Who is like me?” (Isaiah 44:7)

+


Dear beloved of God,

The reading we have this morning in the Daily Office from the prophet Isaiah begins with a question for all time.
“Thus says the Lord, the King of Israel and his Redeemer, the Lord of hosts:
I am the first and the last; besides me there is no God. Who is like me?”

This question rises up in our hearts when we search the horizon of our world, beset as it is by the gods of fear and hopelessness, of violence and greed, of death and indifference. The needy are forgotten. The hope of the poor is taken away. The violent bear it away, as someone once wrote.

We search for signs of God’s power and presence in a world receding from justice and hope. We look to the hills, as the psalmist wrote, and ask “from where is my help to come” (Ps. 121)?

Isaiah beheld the violence and chaos of his day and age, like we do ours, and the word of the Lord came to him, as it has to us. He was to proclaim with boldness the righteous judgement of God and the unquenchable hope of God’s reign. God is in the midst of the world, and God alone saves, therefore do not fear or be afraid. God hears the voice of the oppressed, who cry out for equity and justice. God thwarts the schemes of the wicked and treacherous.

Hope is not an easy thing to proclaim when the day seems far spent and the darkness settles in. But hope is not lost, for deliverance belongs to the Lord, and it will surely come.

We each remember a time when we saw the unmistakable power and presence of God at work in the world, showing the strength of his arm, casting away the works of darkness, putting down the mighty from their seat, filling the hungry with good things, exalting the humble and meek.
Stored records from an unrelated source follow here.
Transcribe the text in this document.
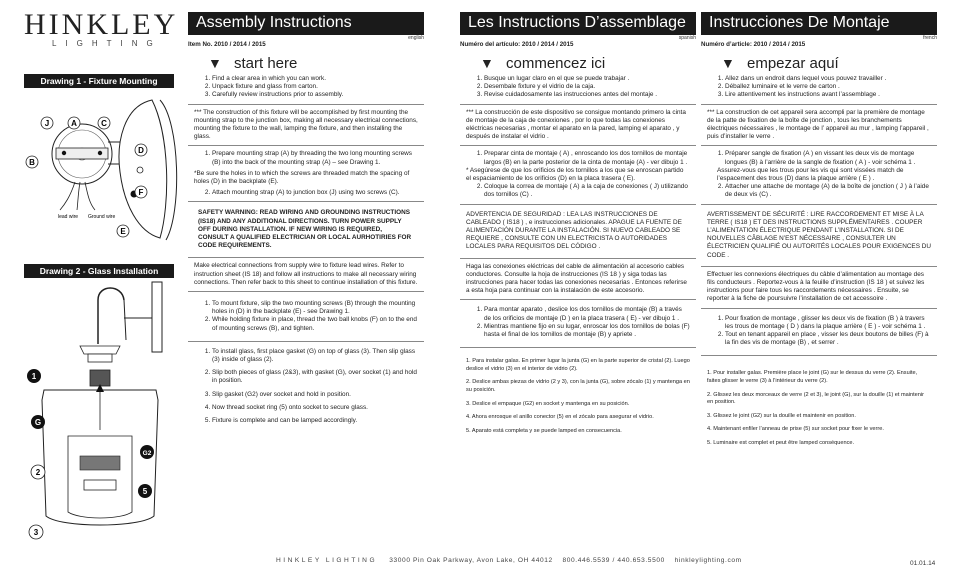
HINKLEY
LIGHTING
Drawing 1 - Fixture Mounting
J	A	C
B
D
F
E
lead wire Ground wire
Drawing 2 - Glass Installation
1
G
2
G2
5
3
Assembly Instructions
Item No. 2010 / 2014 / 2015
english
▼ start here
1. Find a clear area in which you can work.
2. Unpack fixture and glass from carton.
3. Carefully review instructions prior to assembly.
*** The construction of this fixture will be accomplished by first mounting the mounting strap to the junction box, making all necessary electrical connections, mounting the fixture to the wall, lamping the fixture, and then installing the glass.
1. Prepare mounting strap (A) by threading the two long mounting screws (B) into the back of the mounting strap (A) – see Drawing 1.
*Be sure the holes in to which the screws are threaded match the spacing of holes (D) in the backplate (E).
2. Attach mounting strap (A) to junction box (J) using two screws (C).
SAFETY WARNING: READ WIRING AND GROUNDING INSTRUCTIONS (IS18) AND ANY ADDITIONAL DIRECTIONS. TURN POWER SUPPLY OFF DURING INSTALLATION. IF NEW WIRING IS REQUIRED, CONSULT A QUALIFIED ELECTRICIAN OR LOCAL AURHOTIRIES FOR CODE REQUIREMENTS.
Make electrical connections from supply wire to fixture lead wires. Refer to instruction sheet (IS 18) and follow all instructions to make all necessary wiring connections. Then refer back to this sheet to continue installation of this fixture.
1. To mount fixture, slip the two mounting screws (B) through the mounting holes in (D) in the backplate (E) - see Drawing 1.
2. While holding fixture in place, thread the two ball knobs (F) on to the end of mounting screws (B), and tighten.
1. To install glass, first place gasket (G) on top of glass (3). Then slip glass (3) inside of glass (2).
2. Slip both pieces of glass (2&3), with gasket (G), over socket (1) and hold in position.
3. Slip gasket (G2) over socket and hold in position.
4. Now thread socket ring (5) onto socket to secure glass.
5. Fixture is complete and can be lamped accordingly.
Les Instructions D’assemblage
Numéro del artículo: 2010 / 2014 / 2015
spanish
▼ commencez ici
1. Busque un lugar claro en el que se puede trabajar .
2. Desembale fixture y el vidrio de la caja.
3. Revise cuidadosamente las instrucciones antes del montaje .
*** La construcción de este dispositivo se consigue montando primero la cinta de montaje de la caja de conexiones , por lo que todas las conexiones eléctricas necesarias , montar el aparato en la pared, lamping el aparato , y después de instalar el vidrio .
1. Preparar cinta de montaje ( A) , enroscando los dos tornillos de montaje largos (B) en la parte posterior de la cinta de montaje (A) - ver dibujo 1 .
* Asegúrese de que los orificios de los tornillos a los que se enroscan partido el espaciamiento de los orificios (D) en la placa trasera ( E).
2. Coloque la correa de montaje ( A) a la caja de conexiones ( J) utilizando dos tornillos (C) .
ADVERTENCIA DE SEGURIDAD : LEA LAS INSTRUCCIONES DE CABLEADO ( IS18 ) , e instrucciones adicionales. APAGUE LA FUENTE DE ALIMENTACIÓN DURANTE LA INSTALACIÓN. SI NUEVO CABLEADO SE REQUIERE , CONSULTE CON UN ELECTRICISTA O AUTORIDADES LOCALES PARA REQUISITOS DEL CÓDIGO .
Haga las conexiones eléctricas del cable de alimentación al accesorio cables conductores. Consulte la hoja de instrucciones (IS 18 ) y siga todas las instrucciones para hacer todas las conexiones necesarias . Entonces referirse a esta hoja para continuar con la instalación de este accesorio.
1. Para montar aparato , deslice los dos tornillos de montaje (B) a través de los orificios de montaje (D ) en la placa trasera ( E) - ver dibujo 1 .
2. Mientras mantiene fijo en su lugar, enroscar los dos tornillos de bolas (F) hasta el final de los tornillos de montaje (B) y apriete .
1. Para instalar galas. En primer lugar la junta (G) en la parte superior de cristal (2). Luego deslice el vidrio (3) en el interior de vidrio (2).
2. Deslice ambas piezas de vidrio (2 y 3), con la junta (G), sobre zócalo (1) y mantenga en su posición.
3. Deslice el empaque (G2) en socket y mantenga en su posición.
4. Ahora enrosque el anillo conector (5) en el zócalo para asegurar el vidrio.
5. Aparato está completa y se puede lamped en consecuencia.
Instrucciones De Montaje
Numéro d’article: 2010 / 2014 / 2015
french
▼ empezar aquí
1. Allez dans un endroit dans lequel vous pouvez travailler .
2. Déballez luminaire et le verre de carton .
3. Lire attentivement les instructions avant l’assemblage .
*** La construction de cet appareil sera accompli par la première de montage de la patte de fixation de la boîte de jonction , tous les branchements électriques nécessaires , le montage de l’ appareil au mur , lamping l’appareil , puis d’installer le verre .
1. Préparer sangle de fixation (A ) en vissant les deux vis de montage longues (B) à l’arrière de la sangle de fixation ( A ) - voir schéma 1 .
Assurez-vous que les trous pour les vis qui sont vissées match de l’espacement des trous (D) dans la plaque arrière ( E ) .
2. Attacher une attache de montage (A) de la boîte de jonction ( J ) à l’aide de deux vis (C) .
AVERTISSEMENT DE SÉCURITÉ : LIRE RACCORDEMENT ET MISE À LA TERRE ( IS18 ) ET DES INSTRUCTIONS SUPPLÉMENTAIRES . COUPER L’ALIMENTATION ÉLECTRIQUE PENDANT L’INSTALLATION. SI DE NOUVELLES CÂBLAGE N’EST NÉCESSAIRE , CONSULTER UN ÉLECTRICIEN QUALIFIÉ OU AUTORITÉS LOCALES POUR EXIGENCES DU CODE .
Effectuer les connexions électriques du câble d’alimentation au montage des fils conducteurs . Reportez-vous à la feuille d’instruction (IS 18 ) et suivez les instructions pour faire tous les raccordements nécessaires . Ensuite, se reporter à la fiche de poursuivre l’installation de cet accessoire .
1. Pour fixation de montage , glisser les deux vis de fixation (B ) à travers les trous de montage ( D ) dans la plaque arrière ( E ) - voir schéma 1 .
2. Tout en tenant appareil en place , visser les deux boutons de billes (F) à la fin des vis de montage (B) , et serrer .
1. Pour installer galas. Première place le joint (G) sur le dessus du verre (2). Ensuite, faites glisser le verre (3) à l’intérieur du verre (2).
2. Glissez les deux morceaux de verre (2 et 3), le joint (G), sur la douille (1) et maintenir en position.
3. Glissez le joint (G2) sur la douille et maintenir en position.
4. Maintenant enfiler l’anneau de prise (5) sur socket pour fixer le verre.
5. Luminaire est complet et peut être lamped conséquence.
HINKLEY LIGHTING 33000 Pin Oak Parkway, Avon Lake, OH 44012 800.446.5539 / 440.653.5500 hinkleylighting.com	01.01.14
We read from the book of the prophet Isaiah this morning as we celebrate the birth of another prophet, Martin King, Jr., through whose word the Lord declared that death holds nothing before the never-failing love of God. Love is stronger than death, and many waters cannot quench hope.

Dr. King gave his life for hope. He shunned the violence of the oppressor but loved them still with the love of Christ, as Christ did for his enemies. He called us to the unceasing work of justice and loving-kindness for the oppressed. He called the oppressor to repentance. With Isaiah, he saw the suffering of the world against an alternative vision where God remains the final power and authority, such that we live and die for the work of undoing death by love.

The truth of Christian faith is that we are made volunteers for sacrifice. We are volunteers for sacrificial love. What do we gain if we lose everything to worship the false gods of violence and indifference? What do we gain if we do not have love?